Booty and the Biatch

4
Reviewer's Rating

I was a bit lost when I emerged onto the Wandsworrth Road and looked around for the Lost Theatre.  But there it was, next to Lambeth College, and glad I am that I found it.  The small auditorium was packed with an enthusiastic audience, many of whom were clearly loyal fans of Excess All Areas, a troupe who have been putting on a Christmas pantomime in this neck of the woods for the past thirteen years – mostly on a barge moored in the Thames, before being ‘rendered’ to their present land-locked location.

Audience participation was very much the thing.  The actors were encouraging it, and the audience (including Sir Ian McKellen) were loving it.  The show is the brain-child of Paul L. Martin, and it is brainy as well as bawdy.  The script is very clever.  It crackles and fizzes with one-liners that come thick and fast, full of references to contemporary politics and culture.  It is also choc-a-block with outrageous puns and innuendo, not to say strong language.  This is not a family show, indeed children are not allowed.  But it is very much in the pantomimic tradition, including a dame played by Mr Martin himself, and invocations of the phrase “It’s behind you!”.  As for contemporary politics, Nigel Farage has now become so well-known that he is the (scarcely disguised) pantomime villain of the piece.

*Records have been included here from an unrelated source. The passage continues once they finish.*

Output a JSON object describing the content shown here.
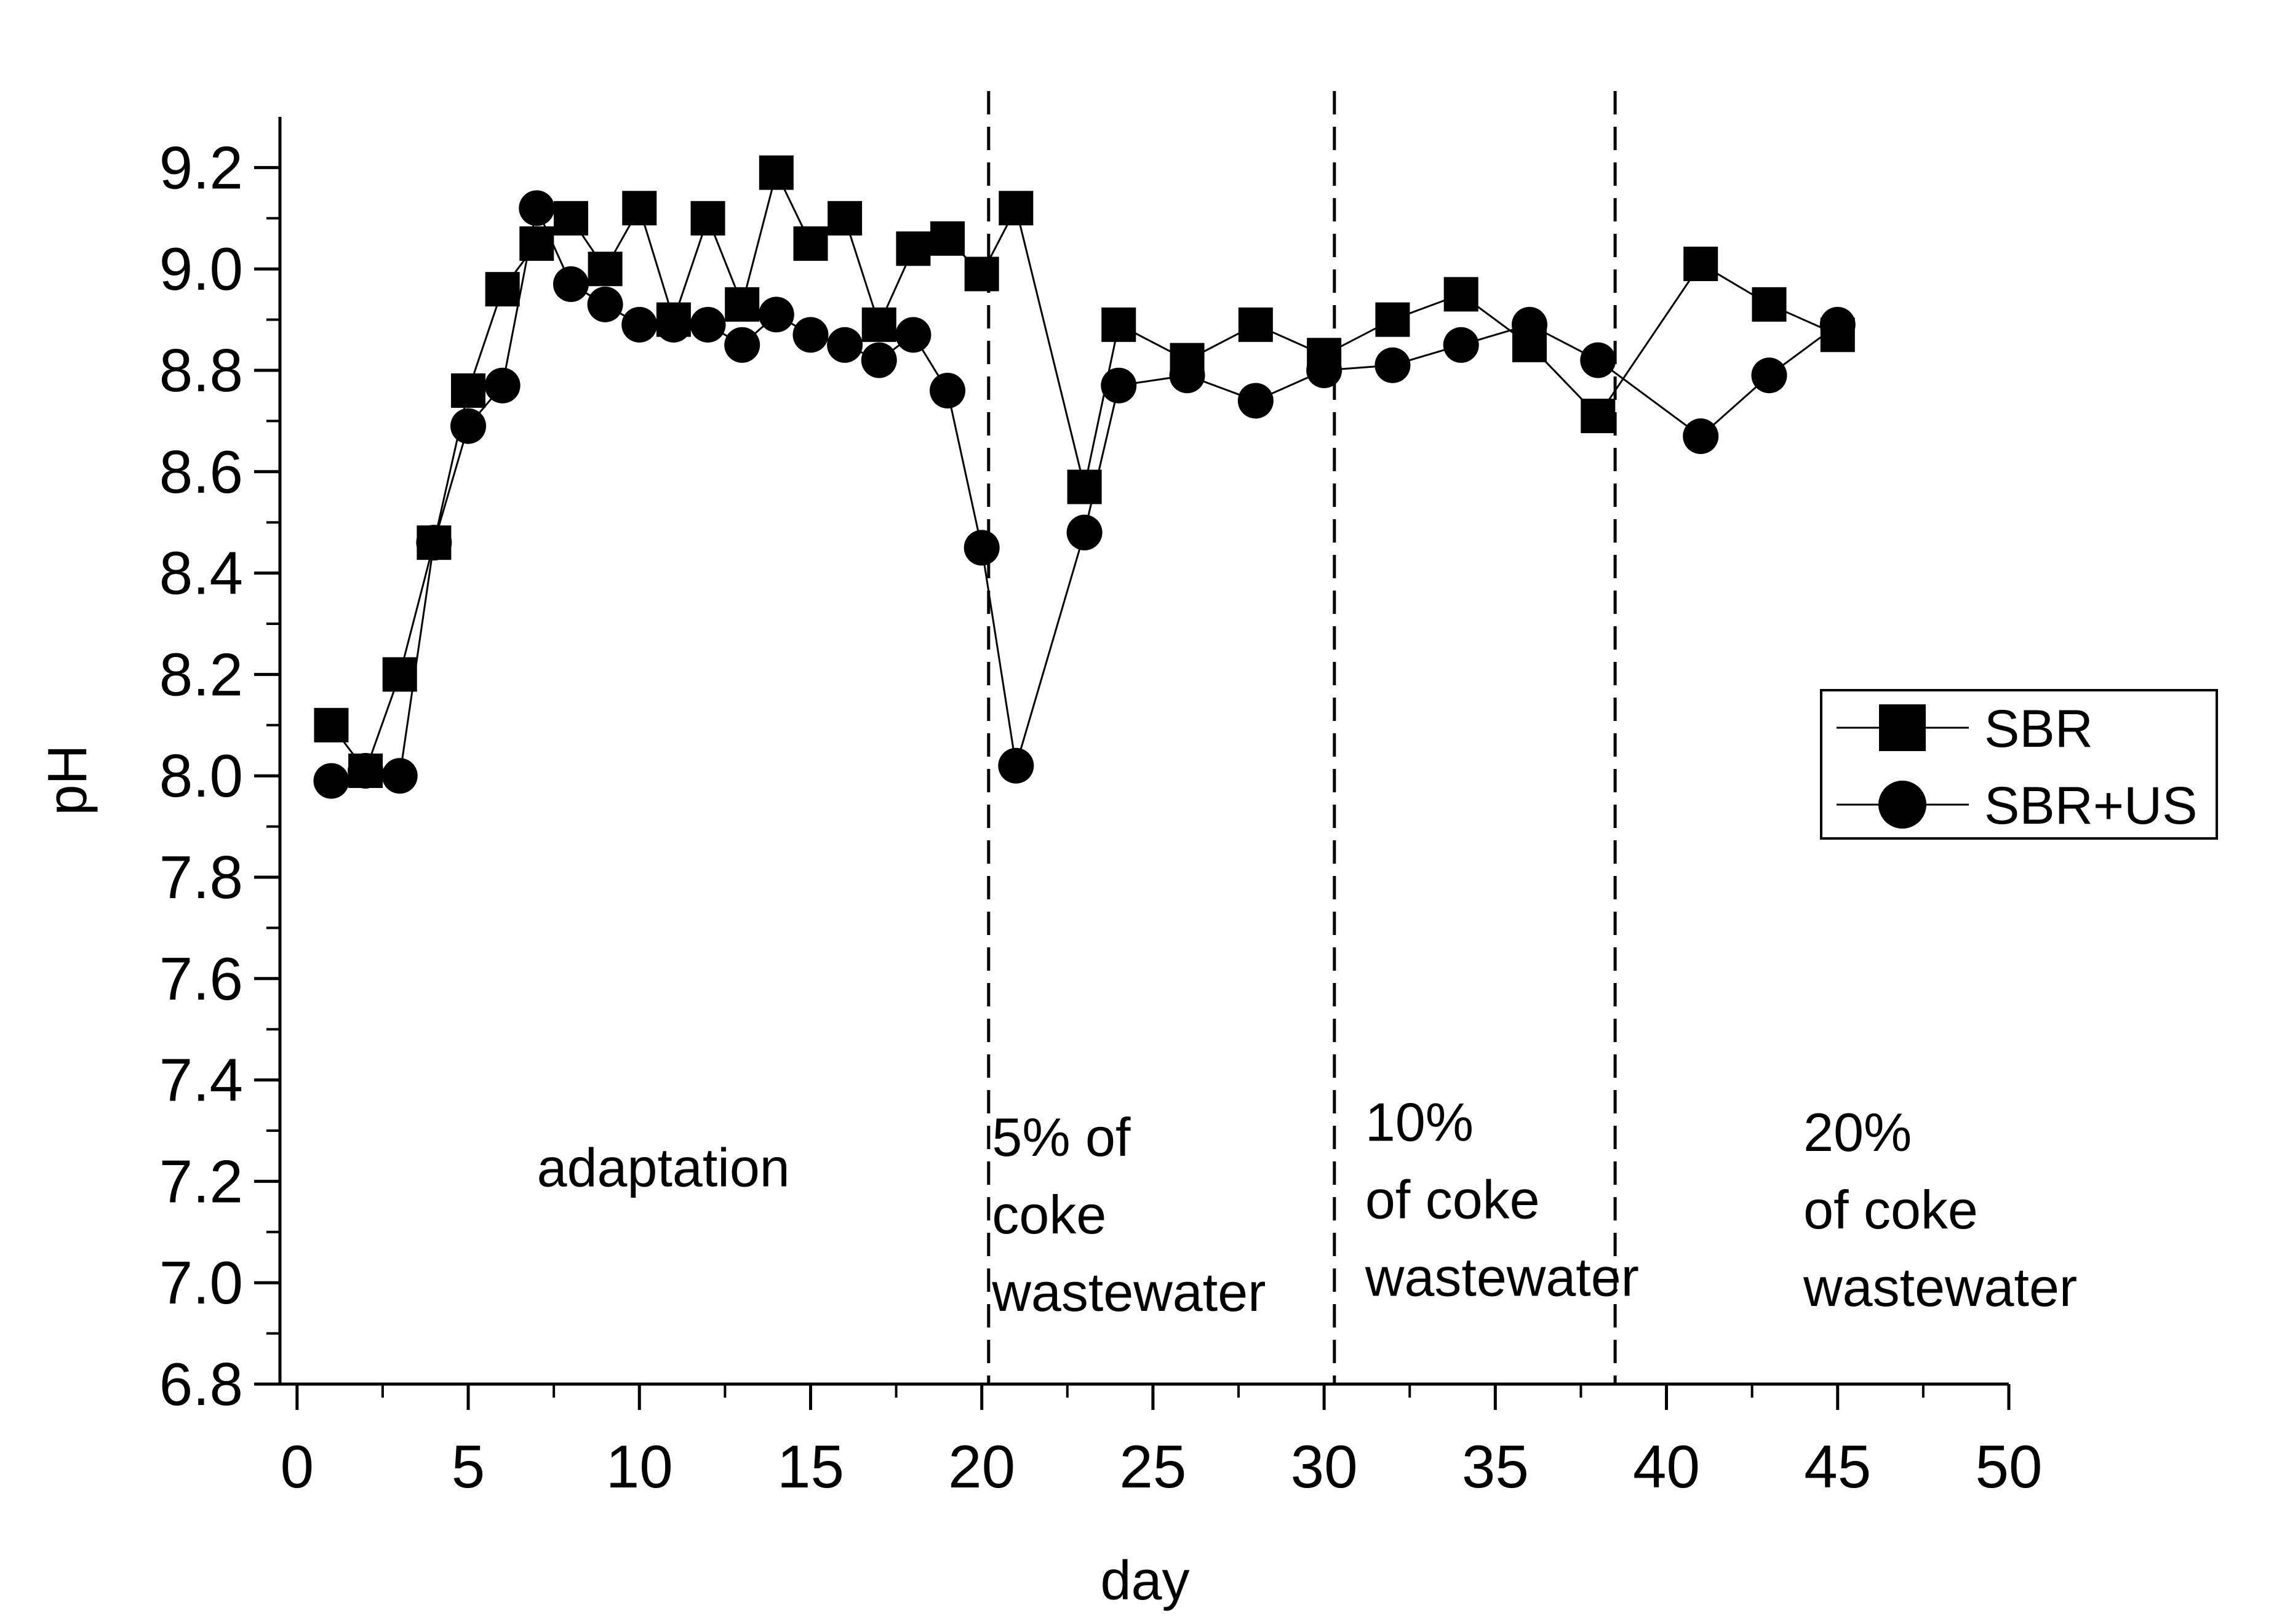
{
  "chart_data": {
    "type": "line",
    "title": "",
    "xlabel": "day",
    "ylabel": "pH",
    "xlim": [
      -0.5,
      50
    ],
    "ylim": [
      6.8,
      9.3
    ],
    "xticks": [
      0,
      5,
      10,
      15,
      20,
      25,
      30,
      35,
      40,
      45,
      50
    ],
    "yticks": [
      6.8,
      7.0,
      7.2,
      7.4,
      7.6,
      7.8,
      8.0,
      8.2,
      8.4,
      8.6,
      8.8,
      9.0,
      9.2
    ],
    "xtick_labels": [
      "0",
      "5",
      "10",
      "15",
      "20",
      "25",
      "30",
      "35",
      "40",
      "45",
      "50"
    ],
    "ytick_labels": [
      "6.8",
      "7.0",
      "7.2",
      "7.4",
      "7.6",
      "7.8",
      "8.0",
      "8.2",
      "8.4",
      "8.6",
      "8.8",
      "9.0",
      "9.2"
    ],
    "grid": false,
    "legend_position": "right",
    "series": [
      {
        "name": "SBR",
        "marker": "square",
        "x": [
          1,
          2,
          3,
          4,
          5,
          6,
          7,
          8,
          9,
          10,
          11,
          12,
          13,
          14,
          15,
          16,
          17,
          18,
          19,
          20,
          21,
          23,
          24,
          26,
          28,
          30,
          32,
          34,
          36,
          38,
          41,
          43,
          45
        ],
        "y": [
          8.1,
          8.01,
          8.2,
          8.46,
          8.76,
          8.96,
          9.05,
          9.1,
          9.0,
          9.12,
          8.9,
          9.1,
          8.93,
          9.19,
          9.05,
          9.1,
          8.89,
          9.04,
          9.06,
          8.99,
          9.12,
          8.57,
          8.89,
          8.82,
          8.89,
          8.83,
          8.9,
          8.95,
          8.85,
          8.71,
          9.01,
          8.93,
          8.87
        ]
      },
      {
        "name": "SBR+US",
        "marker": "circle",
        "x": [
          1,
          2,
          3,
          4,
          5,
          6,
          7,
          8,
          9,
          10,
          11,
          12,
          13,
          14,
          15,
          16,
          17,
          18,
          19,
          20,
          21,
          23,
          24,
          26,
          28,
          30,
          32,
          34,
          36,
          38,
          41,
          43,
          45
        ],
        "y": [
          7.99,
          8.01,
          8.0,
          8.46,
          8.69,
          8.77,
          9.12,
          8.97,
          8.93,
          8.89,
          8.89,
          8.89,
          8.85,
          8.91,
          8.87,
          8.85,
          8.82,
          8.87,
          8.76,
          8.45,
          8.02,
          8.48,
          8.77,
          8.79,
          8.74,
          8.8,
          8.81,
          8.85,
          8.89,
          8.82,
          8.67,
          8.79,
          8.89
        ]
      }
    ],
    "vlines": [
      20.2,
      30.3,
      38.5
    ],
    "annotations": [
      {
        "lines": [
          "adaptation"
        ],
        "x": 10.7,
        "y": 7.19,
        "align": "middle"
      },
      {
        "lines": [
          "5% of",
          "coke",
          "wastewater"
        ],
        "x": 20.3,
        "y": 7.25,
        "align": "start"
      },
      {
        "lines": [
          "10%",
          "of coke",
          "wastewater"
        ],
        "x": 31.2,
        "y": 7.28,
        "align": "start"
      },
      {
        "lines": [
          "20%",
          "of coke",
          "wastewater"
        ],
        "x": 44.0,
        "y": 7.26,
        "align": "start"
      }
    ]
  }
}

Little depends upon the plot in this show, which sends up a variety of traditional themes.  The cast, who are uniformly excellent, whizz the show along at a cracking pace, with numerous costume changes, song and dance routines and sing-alongs with the audience, some of whom get roped onto the stage (which is also traditional).  For me, the most impressive thing of all was the singing, climaxing with a polyphonic adaptation of a well-known carol that would have won the approval of Palestrina.

But you will have to be quick if you want to catch this show.  It is only running for four nights, ending on Wednesday 17th December.  You will not be disappointed if you make the effort to venture along the Wandsworth Road and lose your blues at the Lost Theatre.